No entanto, esta tomada de consciência do trabalho que dá ter filhos tem consequências nefastas no que diz respeito aos projectos que os meus filhos estão a fazer para o futuro. A minha filha, por exemplo, diz que nunca irá sair de casa. Diz ela que, se ficar a viver em casa dos pais, não gasta muito dinheiro. Já me perguntou se pode. No outro dia, também me perguntou se pode não casar. Ela não quer casar porque, e cito: "Não quero ter muito trabalho a tomar conta dos filhos e a fazer o jantar. E ter filhos deve doer imenso?" Assim, sozinha, é tudo mais calmo, mais poupadinho e sem dor.

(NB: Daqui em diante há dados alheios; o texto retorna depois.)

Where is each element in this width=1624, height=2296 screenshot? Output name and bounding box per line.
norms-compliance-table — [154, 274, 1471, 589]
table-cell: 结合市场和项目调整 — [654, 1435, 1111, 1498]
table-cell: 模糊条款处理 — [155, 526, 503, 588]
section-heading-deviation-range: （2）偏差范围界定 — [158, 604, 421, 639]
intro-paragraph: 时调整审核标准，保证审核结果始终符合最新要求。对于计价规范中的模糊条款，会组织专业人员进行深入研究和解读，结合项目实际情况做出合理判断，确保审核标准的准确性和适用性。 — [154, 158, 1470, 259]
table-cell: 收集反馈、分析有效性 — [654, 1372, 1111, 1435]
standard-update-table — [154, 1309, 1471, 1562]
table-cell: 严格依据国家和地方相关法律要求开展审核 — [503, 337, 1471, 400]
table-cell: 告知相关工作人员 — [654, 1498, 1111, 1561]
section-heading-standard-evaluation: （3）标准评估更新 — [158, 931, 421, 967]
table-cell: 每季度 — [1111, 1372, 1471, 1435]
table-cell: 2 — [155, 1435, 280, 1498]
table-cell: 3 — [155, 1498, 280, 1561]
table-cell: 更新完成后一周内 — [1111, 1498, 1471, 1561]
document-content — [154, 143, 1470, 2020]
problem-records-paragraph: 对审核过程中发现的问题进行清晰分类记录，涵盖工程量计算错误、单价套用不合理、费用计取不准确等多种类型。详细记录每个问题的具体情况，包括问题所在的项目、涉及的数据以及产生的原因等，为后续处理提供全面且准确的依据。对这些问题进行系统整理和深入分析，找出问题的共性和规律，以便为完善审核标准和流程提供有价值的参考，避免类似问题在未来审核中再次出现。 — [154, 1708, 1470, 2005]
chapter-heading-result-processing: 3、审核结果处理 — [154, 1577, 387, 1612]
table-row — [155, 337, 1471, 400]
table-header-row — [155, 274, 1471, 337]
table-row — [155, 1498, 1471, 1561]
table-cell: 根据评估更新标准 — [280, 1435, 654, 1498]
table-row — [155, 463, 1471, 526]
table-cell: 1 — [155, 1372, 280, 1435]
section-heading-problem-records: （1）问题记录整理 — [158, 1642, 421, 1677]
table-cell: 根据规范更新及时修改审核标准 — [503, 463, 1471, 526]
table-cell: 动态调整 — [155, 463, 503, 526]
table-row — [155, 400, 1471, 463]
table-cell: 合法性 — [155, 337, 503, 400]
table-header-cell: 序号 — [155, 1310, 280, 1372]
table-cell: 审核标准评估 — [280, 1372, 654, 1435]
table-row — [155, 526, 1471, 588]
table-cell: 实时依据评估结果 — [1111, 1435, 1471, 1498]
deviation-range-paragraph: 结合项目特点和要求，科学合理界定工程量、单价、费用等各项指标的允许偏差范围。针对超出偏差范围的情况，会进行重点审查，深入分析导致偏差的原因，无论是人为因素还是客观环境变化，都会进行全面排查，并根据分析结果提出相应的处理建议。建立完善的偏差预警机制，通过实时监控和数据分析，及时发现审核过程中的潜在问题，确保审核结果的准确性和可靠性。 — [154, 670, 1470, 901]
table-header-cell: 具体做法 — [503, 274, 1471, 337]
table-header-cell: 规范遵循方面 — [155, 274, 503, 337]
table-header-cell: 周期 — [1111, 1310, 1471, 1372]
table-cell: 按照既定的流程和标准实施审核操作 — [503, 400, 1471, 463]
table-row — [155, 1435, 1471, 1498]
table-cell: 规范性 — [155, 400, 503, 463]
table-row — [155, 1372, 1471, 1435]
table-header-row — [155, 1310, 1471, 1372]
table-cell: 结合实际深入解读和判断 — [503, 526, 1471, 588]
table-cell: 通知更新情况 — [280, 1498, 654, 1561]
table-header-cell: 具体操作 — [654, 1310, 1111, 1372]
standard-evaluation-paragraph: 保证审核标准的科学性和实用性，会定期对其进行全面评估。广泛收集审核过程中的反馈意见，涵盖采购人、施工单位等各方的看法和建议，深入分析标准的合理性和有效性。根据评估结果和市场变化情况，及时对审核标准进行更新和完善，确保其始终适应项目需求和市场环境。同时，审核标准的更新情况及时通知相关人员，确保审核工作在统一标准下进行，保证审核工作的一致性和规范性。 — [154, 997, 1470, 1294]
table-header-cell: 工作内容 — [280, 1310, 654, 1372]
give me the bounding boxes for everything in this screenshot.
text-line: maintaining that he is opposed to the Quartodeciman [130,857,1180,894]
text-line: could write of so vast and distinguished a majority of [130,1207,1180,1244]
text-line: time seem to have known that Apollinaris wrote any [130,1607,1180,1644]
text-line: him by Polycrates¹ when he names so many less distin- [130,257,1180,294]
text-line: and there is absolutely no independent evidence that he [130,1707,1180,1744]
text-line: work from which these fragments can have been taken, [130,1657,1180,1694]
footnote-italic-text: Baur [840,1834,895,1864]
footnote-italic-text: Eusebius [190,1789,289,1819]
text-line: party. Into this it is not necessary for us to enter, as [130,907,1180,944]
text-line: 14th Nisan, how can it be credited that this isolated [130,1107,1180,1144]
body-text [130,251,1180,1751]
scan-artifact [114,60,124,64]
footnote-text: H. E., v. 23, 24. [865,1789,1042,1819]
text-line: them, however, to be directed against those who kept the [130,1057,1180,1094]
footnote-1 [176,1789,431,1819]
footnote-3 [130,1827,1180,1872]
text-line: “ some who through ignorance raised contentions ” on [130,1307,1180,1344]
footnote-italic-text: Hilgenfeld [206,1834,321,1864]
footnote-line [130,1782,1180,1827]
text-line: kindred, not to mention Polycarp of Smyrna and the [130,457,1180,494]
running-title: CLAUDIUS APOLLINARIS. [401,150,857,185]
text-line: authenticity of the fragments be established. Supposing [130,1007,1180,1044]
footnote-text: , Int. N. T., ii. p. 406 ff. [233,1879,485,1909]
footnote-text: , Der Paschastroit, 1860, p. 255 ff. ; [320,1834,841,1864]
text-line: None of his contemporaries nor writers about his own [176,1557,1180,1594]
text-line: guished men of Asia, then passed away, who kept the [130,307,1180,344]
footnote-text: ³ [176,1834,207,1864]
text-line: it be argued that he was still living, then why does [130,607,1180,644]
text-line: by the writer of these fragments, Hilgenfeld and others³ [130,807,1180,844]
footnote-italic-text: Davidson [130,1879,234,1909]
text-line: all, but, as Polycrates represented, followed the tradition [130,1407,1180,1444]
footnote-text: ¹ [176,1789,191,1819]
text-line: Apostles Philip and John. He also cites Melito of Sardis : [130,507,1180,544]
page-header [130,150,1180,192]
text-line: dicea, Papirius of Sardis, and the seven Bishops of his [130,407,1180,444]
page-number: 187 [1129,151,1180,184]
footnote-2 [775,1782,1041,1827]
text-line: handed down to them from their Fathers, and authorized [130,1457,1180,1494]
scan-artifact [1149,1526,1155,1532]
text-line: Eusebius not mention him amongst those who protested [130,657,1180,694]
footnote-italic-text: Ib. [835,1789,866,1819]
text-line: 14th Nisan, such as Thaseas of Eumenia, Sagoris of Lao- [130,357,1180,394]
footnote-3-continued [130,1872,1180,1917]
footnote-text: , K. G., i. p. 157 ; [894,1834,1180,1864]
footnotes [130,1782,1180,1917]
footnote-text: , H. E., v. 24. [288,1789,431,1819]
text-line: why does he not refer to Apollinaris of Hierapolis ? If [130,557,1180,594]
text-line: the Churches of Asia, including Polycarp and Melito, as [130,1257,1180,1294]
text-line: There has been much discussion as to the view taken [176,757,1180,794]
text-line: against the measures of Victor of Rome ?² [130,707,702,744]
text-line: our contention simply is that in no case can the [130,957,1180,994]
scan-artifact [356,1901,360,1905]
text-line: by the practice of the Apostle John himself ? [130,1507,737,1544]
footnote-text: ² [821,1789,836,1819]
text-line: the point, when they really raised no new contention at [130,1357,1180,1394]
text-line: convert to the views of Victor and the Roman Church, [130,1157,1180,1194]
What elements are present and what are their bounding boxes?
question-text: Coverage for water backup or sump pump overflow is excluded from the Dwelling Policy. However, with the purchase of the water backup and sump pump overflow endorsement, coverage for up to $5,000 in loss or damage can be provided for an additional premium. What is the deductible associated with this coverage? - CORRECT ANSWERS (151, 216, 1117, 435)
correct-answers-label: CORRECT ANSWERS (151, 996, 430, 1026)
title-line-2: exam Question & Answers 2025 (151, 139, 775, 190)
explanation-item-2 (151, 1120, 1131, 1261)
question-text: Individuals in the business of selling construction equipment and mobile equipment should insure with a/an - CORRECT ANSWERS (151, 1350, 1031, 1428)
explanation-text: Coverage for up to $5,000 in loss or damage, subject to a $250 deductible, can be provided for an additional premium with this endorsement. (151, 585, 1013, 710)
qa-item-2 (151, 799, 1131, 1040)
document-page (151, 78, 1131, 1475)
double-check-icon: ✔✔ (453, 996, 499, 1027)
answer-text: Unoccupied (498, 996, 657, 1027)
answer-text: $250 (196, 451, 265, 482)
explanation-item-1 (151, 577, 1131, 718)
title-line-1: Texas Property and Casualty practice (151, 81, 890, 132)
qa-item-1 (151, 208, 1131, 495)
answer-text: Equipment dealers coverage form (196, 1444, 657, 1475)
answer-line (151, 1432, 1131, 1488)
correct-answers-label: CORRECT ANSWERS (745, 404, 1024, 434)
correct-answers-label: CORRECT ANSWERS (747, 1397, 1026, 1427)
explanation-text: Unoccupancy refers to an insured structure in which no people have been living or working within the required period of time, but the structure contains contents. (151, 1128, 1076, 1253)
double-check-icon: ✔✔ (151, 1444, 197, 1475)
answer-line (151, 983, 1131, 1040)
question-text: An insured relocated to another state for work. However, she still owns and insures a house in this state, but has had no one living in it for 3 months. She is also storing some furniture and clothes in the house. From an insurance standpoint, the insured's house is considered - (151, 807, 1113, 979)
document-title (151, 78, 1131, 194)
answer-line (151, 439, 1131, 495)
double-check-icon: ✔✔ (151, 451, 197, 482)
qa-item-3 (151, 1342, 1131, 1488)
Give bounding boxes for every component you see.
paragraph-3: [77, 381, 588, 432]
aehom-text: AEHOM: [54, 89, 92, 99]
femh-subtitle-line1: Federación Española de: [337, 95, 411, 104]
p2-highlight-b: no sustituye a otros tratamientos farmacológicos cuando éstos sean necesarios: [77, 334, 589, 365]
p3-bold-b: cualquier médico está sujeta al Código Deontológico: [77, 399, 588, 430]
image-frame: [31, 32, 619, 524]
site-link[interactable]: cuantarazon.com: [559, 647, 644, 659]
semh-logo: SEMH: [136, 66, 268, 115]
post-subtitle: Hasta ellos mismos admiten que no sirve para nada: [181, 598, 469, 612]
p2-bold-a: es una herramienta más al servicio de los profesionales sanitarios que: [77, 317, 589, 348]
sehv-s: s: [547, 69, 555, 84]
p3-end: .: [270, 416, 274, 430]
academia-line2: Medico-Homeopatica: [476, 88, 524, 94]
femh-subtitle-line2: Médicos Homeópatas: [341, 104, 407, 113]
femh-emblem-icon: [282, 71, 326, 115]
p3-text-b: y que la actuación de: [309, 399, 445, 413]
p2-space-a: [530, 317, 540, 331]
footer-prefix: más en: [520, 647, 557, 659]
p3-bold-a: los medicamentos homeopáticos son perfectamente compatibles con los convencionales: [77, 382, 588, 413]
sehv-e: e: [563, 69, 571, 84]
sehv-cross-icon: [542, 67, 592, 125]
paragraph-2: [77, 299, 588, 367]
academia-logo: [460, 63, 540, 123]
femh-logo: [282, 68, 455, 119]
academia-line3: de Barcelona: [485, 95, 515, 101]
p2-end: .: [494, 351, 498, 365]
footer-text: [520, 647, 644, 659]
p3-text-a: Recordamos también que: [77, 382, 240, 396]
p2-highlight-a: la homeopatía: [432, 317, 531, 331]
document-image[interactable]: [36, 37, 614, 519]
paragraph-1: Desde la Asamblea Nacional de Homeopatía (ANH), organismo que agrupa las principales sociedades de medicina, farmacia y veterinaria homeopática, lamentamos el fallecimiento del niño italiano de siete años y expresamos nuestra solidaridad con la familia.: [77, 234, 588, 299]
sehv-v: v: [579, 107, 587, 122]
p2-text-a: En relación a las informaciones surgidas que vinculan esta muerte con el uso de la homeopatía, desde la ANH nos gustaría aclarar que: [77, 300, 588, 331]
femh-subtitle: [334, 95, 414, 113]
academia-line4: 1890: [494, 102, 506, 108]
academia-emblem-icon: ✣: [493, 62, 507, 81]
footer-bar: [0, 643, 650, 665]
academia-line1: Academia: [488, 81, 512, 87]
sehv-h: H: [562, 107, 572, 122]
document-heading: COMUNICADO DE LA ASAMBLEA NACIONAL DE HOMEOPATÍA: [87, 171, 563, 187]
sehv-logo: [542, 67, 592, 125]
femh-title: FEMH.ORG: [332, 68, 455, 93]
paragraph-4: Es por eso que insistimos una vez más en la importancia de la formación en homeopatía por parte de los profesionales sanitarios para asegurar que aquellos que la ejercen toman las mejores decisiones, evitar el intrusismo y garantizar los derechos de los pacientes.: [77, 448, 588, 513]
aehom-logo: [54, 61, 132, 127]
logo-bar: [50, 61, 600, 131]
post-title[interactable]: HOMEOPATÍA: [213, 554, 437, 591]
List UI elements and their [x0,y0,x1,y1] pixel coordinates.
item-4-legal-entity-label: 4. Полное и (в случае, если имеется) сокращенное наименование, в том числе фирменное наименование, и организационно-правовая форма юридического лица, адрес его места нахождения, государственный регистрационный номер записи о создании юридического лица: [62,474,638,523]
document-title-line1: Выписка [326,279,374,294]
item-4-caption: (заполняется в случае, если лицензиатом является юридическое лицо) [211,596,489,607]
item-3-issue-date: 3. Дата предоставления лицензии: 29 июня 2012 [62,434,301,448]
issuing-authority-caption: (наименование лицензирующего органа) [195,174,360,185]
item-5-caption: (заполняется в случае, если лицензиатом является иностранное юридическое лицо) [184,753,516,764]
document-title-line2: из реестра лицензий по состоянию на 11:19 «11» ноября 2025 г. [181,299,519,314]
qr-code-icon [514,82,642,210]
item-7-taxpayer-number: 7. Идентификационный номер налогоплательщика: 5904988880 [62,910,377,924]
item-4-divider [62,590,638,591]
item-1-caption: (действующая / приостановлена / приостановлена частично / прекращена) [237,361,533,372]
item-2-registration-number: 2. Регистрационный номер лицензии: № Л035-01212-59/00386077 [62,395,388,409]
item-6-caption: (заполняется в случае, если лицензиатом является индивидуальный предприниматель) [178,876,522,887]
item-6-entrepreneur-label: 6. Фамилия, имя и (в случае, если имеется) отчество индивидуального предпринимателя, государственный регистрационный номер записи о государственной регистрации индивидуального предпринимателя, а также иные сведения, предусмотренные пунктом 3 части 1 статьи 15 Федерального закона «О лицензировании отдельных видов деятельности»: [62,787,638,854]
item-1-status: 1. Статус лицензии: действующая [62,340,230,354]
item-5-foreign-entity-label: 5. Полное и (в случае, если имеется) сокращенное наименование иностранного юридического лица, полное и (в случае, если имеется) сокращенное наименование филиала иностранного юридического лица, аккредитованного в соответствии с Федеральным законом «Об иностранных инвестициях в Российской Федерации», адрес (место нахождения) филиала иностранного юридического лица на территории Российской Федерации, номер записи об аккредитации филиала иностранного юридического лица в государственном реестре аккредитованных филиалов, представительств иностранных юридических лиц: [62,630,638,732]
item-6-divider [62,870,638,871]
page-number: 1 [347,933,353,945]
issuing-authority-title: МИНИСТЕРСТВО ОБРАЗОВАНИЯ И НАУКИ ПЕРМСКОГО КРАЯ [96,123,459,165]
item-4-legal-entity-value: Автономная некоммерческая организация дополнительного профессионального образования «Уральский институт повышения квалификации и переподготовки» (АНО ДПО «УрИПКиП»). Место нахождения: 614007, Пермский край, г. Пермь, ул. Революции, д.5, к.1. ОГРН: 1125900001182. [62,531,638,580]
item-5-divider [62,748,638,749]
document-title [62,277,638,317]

Outro dos meus filhos pergunta-me todos os dias se ter filhos dá muito trabalho. E pergunta sempre nas alturas mais críticas do dia. Quando o trabalho está ao rubro. Eu digo que dá algum, mas que compensa. Só que ele não está convencido e não desenvolve muito o tema. No seu entender, para filhos, basta ele.
O mais radical deles todos vai ainda mais longe: diz ele que vai casar para ter filhos, mas é só para ter filhos; depois divorcia-se, compra dois Porches e vai visitar os filhos todos os dias. Mas chega. Não quer muito mais trabalho do que isto. Nas contas que ele já fez à vida, Porches e filhos não cabem na mesma casa. E como está convicto de que basta sair de casa para não ter de sustentar os filhos, pretende escolher os Porches.
Já o mais velho tem como projecto de vida viajar pelo mundo inteiro. Diz que quer "ver o mundo, por isso, não posso ter uma família? Não dá para levar a família a percorrer o mundo inteiro". Não é conciliável, argumenta.
Tenho ainda outro filho que não se pronuncia sobre este assunto. Quanto ao bebé, vai chorando.
Moral da história: muitos filhos, poucos netos.